我拿出包裡提前準備好的離婚協議放到桌上道:「籤吧!我給你倆騰位置。」
陸津南拿過協議,匆匆看了兩眼道:「房子你要一個人獨佔?錢你也要拿走大半。」
哼!其實我是想全拿走的,但是我太善良了,他們最近動手術花了很多錢,我要是不給陸津南留點錢,他萬一不離婚咋辦。

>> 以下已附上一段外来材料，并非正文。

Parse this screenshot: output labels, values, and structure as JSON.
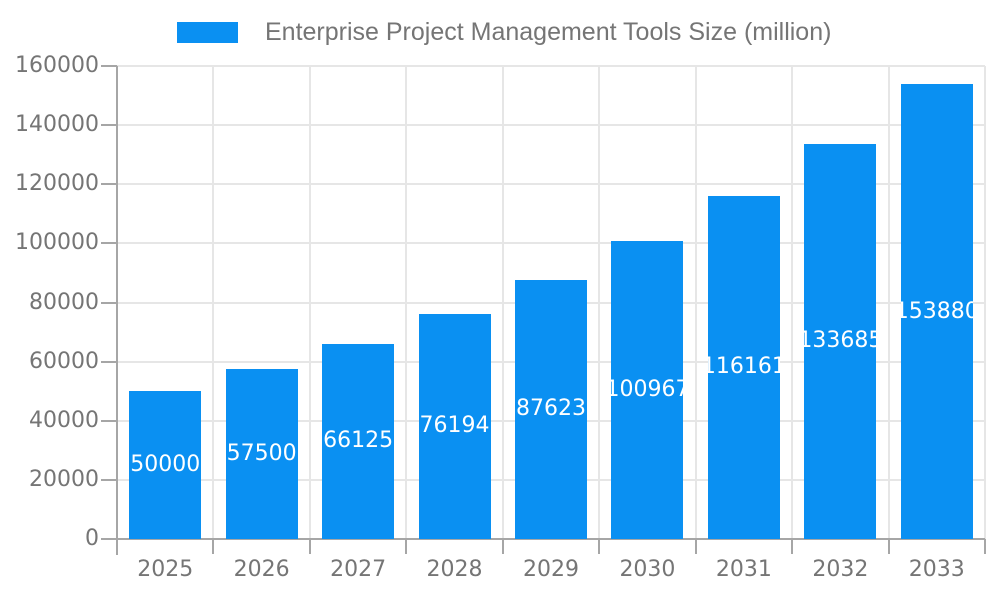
{
  "chart_data": {
    "type": "bar",
    "title": "Enterprise Project Management Tools Size (million)",
    "legend_position": "top",
    "categories": [
      "2025",
      "2026",
      "2027",
      "2028",
      "2029",
      "2030",
      "2031",
      "2032",
      "2033"
    ],
    "values": [
      50000,
      57500,
      66125,
      76194,
      87623,
      100967,
      116161,
      133685,
      153880
    ],
    "value_labels": [
      "50000",
      "57500",
      "66125",
      "76194",
      "87623",
      "100967",
      "116161",
      "133685",
      "153880"
    ],
    "value_label_position": "inside-center",
    "xlabel": "",
    "ylabel": "",
    "ylim": [
      0,
      160000
    ],
    "y_ticks": [
      0,
      20000,
      40000,
      60000,
      80000,
      100000,
      120000,
      140000,
      160000
    ],
    "grid": "on",
    "colors": {
      "bar": "#0a90f2",
      "value_text": "#ffffff",
      "tick_text": "#757575",
      "title_text": "#757575",
      "gridline": "#e6e6e6",
      "axis": "#a6a6a6",
      "background": "#ffffff"
    }
  }
}
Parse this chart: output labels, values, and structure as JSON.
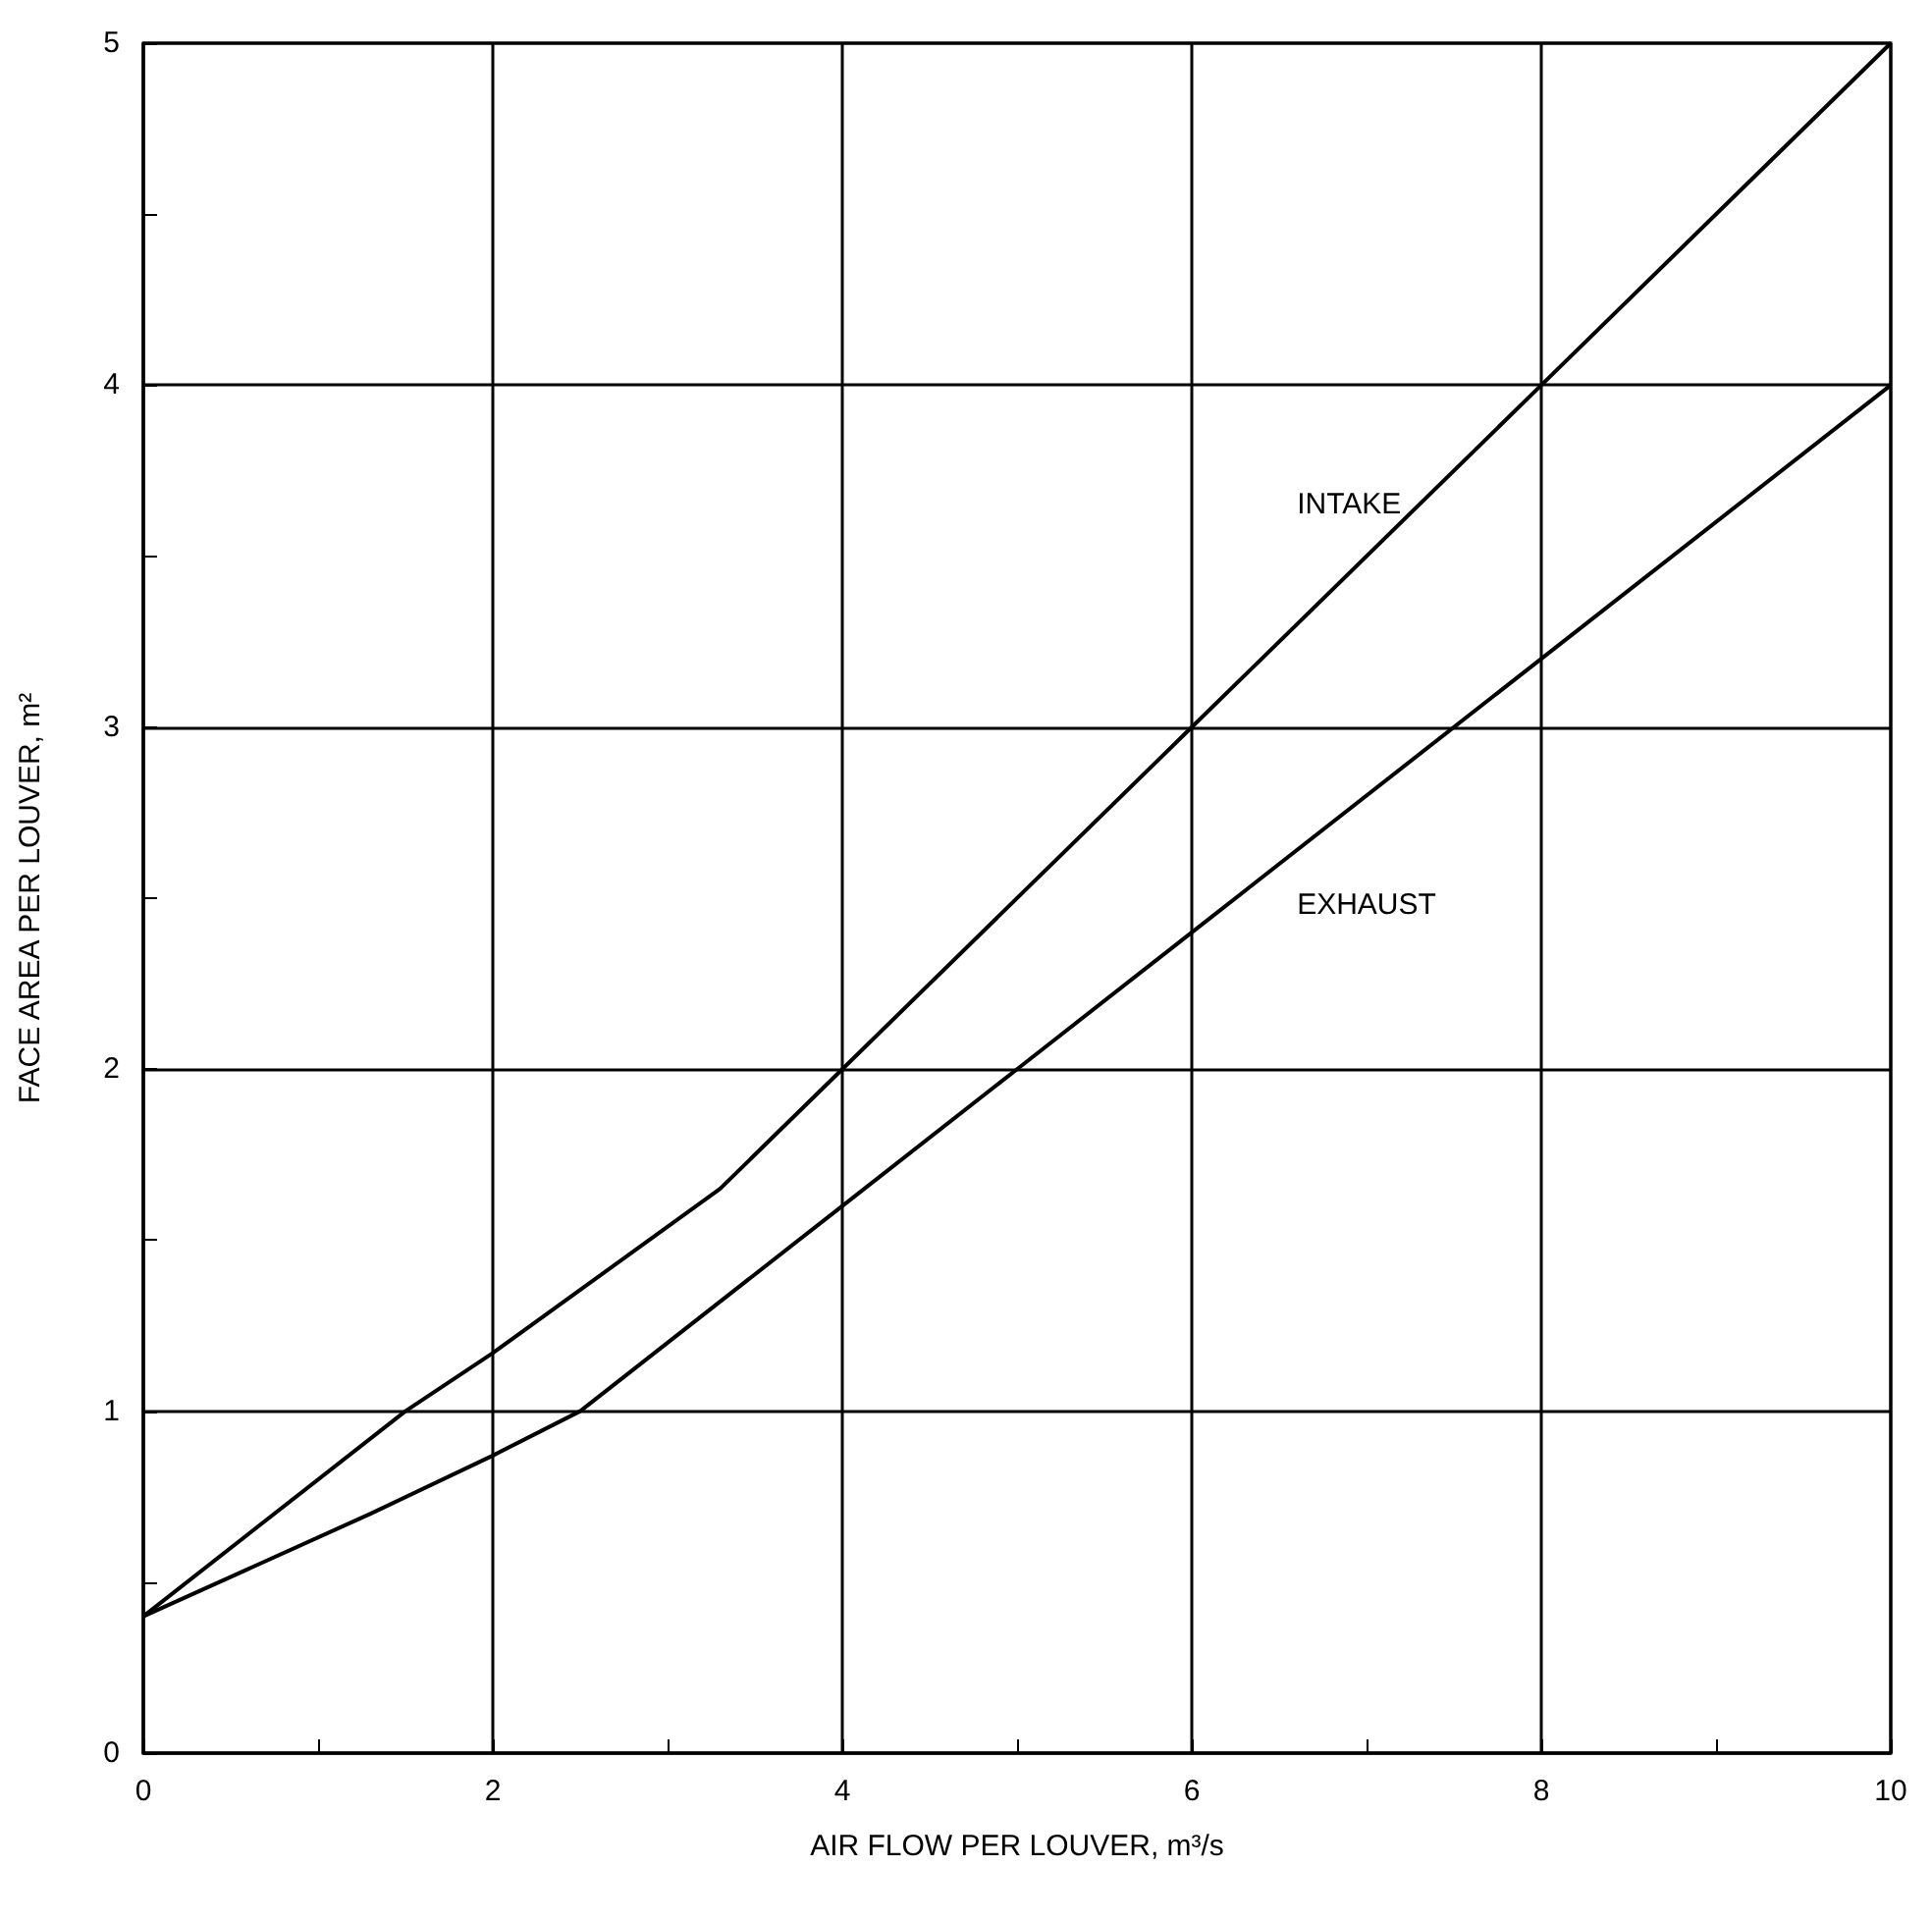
{
  "chart_data": {
    "type": "line",
    "xlabel": "AIR FLOW PER LOUVER, m³/s",
    "ylabel": "FACE AREA PER LOUVER, m²",
    "xlim": [
      0,
      10
    ],
    "ylim": [
      0,
      5
    ],
    "xticks": [
      0,
      {
        "value": 1,
        "label": null
      },
      2,
      {
        "value": 3,
        "label": null
      },
      4,
      {
        "value": 5,
        "label": null
      },
      6,
      {
        "value": 7,
        "label": null
      },
      8,
      {
        "value": 9,
        "label": null
      },
      10
    ],
    "yticks": [
      0,
      {
        "value": 0.5,
        "label": null
      },
      1,
      {
        "value": 1.5,
        "label": null
      },
      2,
      {
        "value": 2.5,
        "label": null
      },
      3,
      {
        "value": 3.5,
        "label": null
      },
      4,
      {
        "value": 4.5,
        "label": null
      },
      5
    ],
    "grid": true,
    "marker": "none",
    "line_style": "solid",
    "series": [
      {
        "color": "#000000",
        "x": [
          0,
          1.5,
          2,
          3.3,
          4,
          6,
          8,
          10
        ],
        "values": [
          0.4,
          1.0,
          1.17,
          1.65,
          2.0,
          3.0,
          4.0,
          5.0
        ]
      },
      {
        "color": "#000000",
        "x": [
          0,
          1.3,
          2,
          2.5,
          4,
          5,
          6,
          8,
          10
        ],
        "values": [
          0.4,
          0.7,
          0.87,
          1.0,
          1.6,
          2.0,
          2.4,
          3.2,
          4.0
        ]
      }
    ],
    "annotations": [
      "INTAKE",
      "EXHAUST"
    ]
  }
}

「房子首付是我出的,這兩年貸款也基本是我還的,你的錢你家裡留下的錢,在哪兒你不知道嗎?」
「可前兩年,我也幫忙還了啊!」
「你還知道是前兩年啊?這兩年你全心全意的在別人家裡貢獻,這個家我貼補了多少,你算過嗎?我要知道你有念念不舍的人,我怎麼可能嫁給你,事到如今,你白白耽誤我,還想佔我便宜嗎?」
「我佔你便宜,你覺得我是那種人?」陸津南一臉不可置信的問我道。
「你不是那種人?你是哪種人?你到底騙了我多少,我也不知道,說不定陸年他爹的根本就不是你的侄子,是你的親生兒子吧?你還好意思在單位拿道德模範表彰,我這就去你單位舉報你,讓你和你侄子做親子鑑定就真相大白了。」
我話一說完,姚月就慌了,她泫然欲泣的看著我:「詩詩,你怎麼可以這麼說我們。」
而後又唱作俱佳的拍打著陸津南的肩膀道:「津南,我們母子欠你的,我們會還,隻是也不能讓人這樣潑髒水,詩詩想離,你就答應了她吧!」
陸津南的編制是好不容易考上的,如今他身體差成這樣,是斷不敢讓我真鬧到他單位去。
他們雙方都心裡有鬼,隻得妥協籤下這份協議。
一式兩份,我小心保存好後,漏出個和善的笑道:「就知道嫂子善良,以後陸津南就託付給你了,隻是這房子是我一個人的,相信你們的道德也不會讓陸津南在舔居在別人的房子裡吧!」
「哼!誰稀罕!」陸津南讓姚月去幫他簡單收拾了下行李,就叫車離開。
我看著他們拖著的巨大的行李箱,感嘆還好,當時放雜志的時候,行李箱夾層我也放了。